Trepaneringsritualen I like from albums, but not live. Why? To me it appears that musical possibilities of project are not manifested well in live situation. While recordings offer variety, from noisy lo-fi scrapings to deep and subtle droning dark ambient pieces, suffocating death industrial soundscapes and heavy beats, live shows appear to focus merely on sing-along to playback of projects rhythmic hit tracks. No doubt – with well done video material, very well done light show, grotesque costume and hoarse growling voice, this most likely appeals to a lot of people. It might have been even best gig I have seen from him so far. Nevertheless, I find myself thinking all the possibilities what it has, if there would be some actual live music. Something made at the spot, noises and drones and more abstract material. Things what still appears to be crucial element in his recorded work? Something to break free from uniform repetition of mere playback of verse-chorus type of pop music templates? One has to give credit for firmly staying on tempo with lyrics and maintaining the voice through long set.

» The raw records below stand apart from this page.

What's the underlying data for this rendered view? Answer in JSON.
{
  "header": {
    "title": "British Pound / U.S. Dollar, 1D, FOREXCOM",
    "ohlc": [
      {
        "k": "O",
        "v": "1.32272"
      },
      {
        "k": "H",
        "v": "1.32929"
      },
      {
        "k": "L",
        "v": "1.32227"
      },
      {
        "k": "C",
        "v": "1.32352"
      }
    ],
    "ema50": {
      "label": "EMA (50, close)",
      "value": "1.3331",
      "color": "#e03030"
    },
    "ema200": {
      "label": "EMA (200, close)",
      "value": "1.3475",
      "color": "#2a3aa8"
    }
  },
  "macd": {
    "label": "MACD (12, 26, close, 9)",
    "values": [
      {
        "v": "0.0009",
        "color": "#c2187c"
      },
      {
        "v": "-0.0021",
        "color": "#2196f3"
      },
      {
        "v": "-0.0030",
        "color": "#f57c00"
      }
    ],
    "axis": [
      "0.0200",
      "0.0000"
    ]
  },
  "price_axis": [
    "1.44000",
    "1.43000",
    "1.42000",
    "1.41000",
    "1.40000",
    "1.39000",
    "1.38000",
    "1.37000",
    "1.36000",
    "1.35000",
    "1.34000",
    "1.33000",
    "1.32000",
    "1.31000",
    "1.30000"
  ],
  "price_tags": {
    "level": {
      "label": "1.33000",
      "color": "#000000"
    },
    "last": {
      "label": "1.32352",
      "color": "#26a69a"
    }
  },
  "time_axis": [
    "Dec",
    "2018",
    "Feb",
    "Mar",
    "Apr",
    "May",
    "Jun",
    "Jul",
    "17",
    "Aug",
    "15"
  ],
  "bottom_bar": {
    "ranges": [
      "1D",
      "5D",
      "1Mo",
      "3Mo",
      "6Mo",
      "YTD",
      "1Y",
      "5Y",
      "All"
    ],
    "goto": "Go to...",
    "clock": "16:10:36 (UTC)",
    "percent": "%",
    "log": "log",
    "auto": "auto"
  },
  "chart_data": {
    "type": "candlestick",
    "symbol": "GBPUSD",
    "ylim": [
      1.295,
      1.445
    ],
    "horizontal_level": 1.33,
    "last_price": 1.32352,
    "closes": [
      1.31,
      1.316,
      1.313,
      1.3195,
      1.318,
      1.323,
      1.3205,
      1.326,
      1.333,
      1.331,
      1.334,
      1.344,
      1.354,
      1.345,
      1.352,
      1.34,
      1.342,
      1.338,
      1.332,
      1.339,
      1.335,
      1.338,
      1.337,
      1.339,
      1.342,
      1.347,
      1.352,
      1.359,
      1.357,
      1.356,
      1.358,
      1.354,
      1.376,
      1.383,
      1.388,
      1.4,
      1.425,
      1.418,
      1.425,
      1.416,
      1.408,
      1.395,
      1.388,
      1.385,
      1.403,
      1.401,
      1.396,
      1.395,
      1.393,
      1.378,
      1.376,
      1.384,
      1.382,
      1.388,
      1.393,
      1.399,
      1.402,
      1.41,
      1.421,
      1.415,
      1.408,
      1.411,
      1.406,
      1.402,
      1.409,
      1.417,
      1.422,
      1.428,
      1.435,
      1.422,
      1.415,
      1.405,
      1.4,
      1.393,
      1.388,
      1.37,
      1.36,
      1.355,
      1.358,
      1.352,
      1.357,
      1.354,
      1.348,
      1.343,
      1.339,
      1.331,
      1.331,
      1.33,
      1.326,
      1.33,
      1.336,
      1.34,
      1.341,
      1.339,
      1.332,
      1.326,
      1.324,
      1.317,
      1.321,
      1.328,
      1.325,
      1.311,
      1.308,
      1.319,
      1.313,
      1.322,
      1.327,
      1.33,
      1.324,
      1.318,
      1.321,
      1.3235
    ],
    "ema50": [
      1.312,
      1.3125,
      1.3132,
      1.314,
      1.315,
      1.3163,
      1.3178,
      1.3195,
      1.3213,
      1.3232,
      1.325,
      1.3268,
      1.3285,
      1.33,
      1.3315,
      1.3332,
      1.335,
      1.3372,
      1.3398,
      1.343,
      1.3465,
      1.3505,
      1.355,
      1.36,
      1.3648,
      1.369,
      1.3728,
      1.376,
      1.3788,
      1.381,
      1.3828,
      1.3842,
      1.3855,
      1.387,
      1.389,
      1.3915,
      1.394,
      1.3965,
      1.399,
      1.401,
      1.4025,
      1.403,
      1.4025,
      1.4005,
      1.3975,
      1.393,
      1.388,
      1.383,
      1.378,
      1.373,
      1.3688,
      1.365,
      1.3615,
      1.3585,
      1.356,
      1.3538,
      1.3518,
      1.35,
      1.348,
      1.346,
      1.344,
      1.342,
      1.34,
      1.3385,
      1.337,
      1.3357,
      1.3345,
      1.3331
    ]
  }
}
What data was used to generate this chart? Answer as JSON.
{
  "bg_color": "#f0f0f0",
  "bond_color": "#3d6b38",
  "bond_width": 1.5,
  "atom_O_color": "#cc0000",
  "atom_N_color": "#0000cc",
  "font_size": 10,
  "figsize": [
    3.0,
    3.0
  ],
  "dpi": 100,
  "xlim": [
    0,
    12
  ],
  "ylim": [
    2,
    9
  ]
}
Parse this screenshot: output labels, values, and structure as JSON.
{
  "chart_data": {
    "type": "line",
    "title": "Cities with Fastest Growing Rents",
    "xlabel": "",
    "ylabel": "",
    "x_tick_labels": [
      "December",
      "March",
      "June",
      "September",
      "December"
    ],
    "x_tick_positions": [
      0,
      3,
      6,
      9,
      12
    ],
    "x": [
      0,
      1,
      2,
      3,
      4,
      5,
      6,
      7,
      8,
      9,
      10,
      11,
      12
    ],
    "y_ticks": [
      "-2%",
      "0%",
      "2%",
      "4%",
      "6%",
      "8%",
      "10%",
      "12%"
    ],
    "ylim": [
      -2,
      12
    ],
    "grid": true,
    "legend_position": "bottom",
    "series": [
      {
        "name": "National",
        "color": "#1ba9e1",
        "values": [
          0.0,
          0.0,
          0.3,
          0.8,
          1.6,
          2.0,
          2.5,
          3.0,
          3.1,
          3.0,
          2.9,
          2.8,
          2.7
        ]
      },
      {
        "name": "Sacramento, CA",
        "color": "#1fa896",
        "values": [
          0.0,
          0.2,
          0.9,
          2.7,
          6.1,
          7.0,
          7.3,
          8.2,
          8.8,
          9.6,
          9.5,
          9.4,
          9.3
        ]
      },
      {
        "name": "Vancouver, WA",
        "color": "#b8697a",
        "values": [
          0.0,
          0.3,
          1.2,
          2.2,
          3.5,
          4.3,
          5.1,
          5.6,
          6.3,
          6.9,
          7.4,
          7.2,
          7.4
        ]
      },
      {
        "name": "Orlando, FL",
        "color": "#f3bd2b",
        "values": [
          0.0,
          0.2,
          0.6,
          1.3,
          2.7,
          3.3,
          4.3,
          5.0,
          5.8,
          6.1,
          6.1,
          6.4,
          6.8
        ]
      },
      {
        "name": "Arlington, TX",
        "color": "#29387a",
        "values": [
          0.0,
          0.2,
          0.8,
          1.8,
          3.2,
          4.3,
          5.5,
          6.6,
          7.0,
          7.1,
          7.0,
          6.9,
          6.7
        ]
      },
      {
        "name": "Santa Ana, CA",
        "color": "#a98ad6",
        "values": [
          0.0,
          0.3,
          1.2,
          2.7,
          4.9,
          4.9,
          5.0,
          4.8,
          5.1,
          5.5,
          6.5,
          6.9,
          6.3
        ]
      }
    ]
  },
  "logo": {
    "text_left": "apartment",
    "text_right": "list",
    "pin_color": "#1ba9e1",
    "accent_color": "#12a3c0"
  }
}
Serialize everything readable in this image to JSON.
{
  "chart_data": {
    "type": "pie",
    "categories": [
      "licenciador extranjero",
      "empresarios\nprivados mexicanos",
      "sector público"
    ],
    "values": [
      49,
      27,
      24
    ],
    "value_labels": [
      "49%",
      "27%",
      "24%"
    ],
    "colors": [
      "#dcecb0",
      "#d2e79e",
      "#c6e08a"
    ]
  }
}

But talking of templates that work. How about headlining act: Genocide Organ? During the years, group has certainly developed their style and approach, but only with minimal changes. The basic ideas remain strongly faithful for their idea of industrial. Previous show I saw at Tower Transmissions was great. I was told some people were disappointed not to hear collection of expected hit songs, but conceptual gig based on new album. For me, it was great. Sign of group being alive, not presenting mere nostalgia. This time, festival celebrating the long history of Tesco Organisation, it was logical to offer set what collects killer songs from entire duration of group. And that they did. From old classics to material of latest album as well as entirely new track. Genocide Organ has so much amazing tracks, that despite long set of ecstatic hit track after another, with chaotic pit going non-stop in front of stage, there would have been plenty of more to do. I ain’t complaining that there wasn’t Elders of Zion, Dogday or such. If G.O. would have to play all their memorable tracks – it would take hours. It is good to see that many of the new works do not lose in comparison to old! New Israeli themed work is very intense. I don’t want to die from Obituary of Americas is contemporary response to the sheer intensity of White Power Forces. With loud live sound and more aggressive voice, it beats the studio recording easily! What caught my attention, was that this set was highly dominated by vocals of Wilhelm Herich. Previously it appeared almost as 50/50 vocal duties with Brigant Moloch. Now, Wilhelm Herich was clearly more dominant frontman of the set. It also appeared as if his performance had more aggression and more intensity than in previous shows? Genocide Organ is known for it’s vibrating, inhuman vocal effects – yet it remains fact that no other band has been able to replicate the sheer vicious coldness of the vocal tone. It is not result of going to music shop to buy flanger or phaser effects, but actual tone and character of vocalist voice. Both vocalists have very distinctive way of delivery, what transforms even simple drum beats and ms-20 oscillations into something which can’t be really copied by the others. Excellent live show with zero complaints! What a way to end great festival.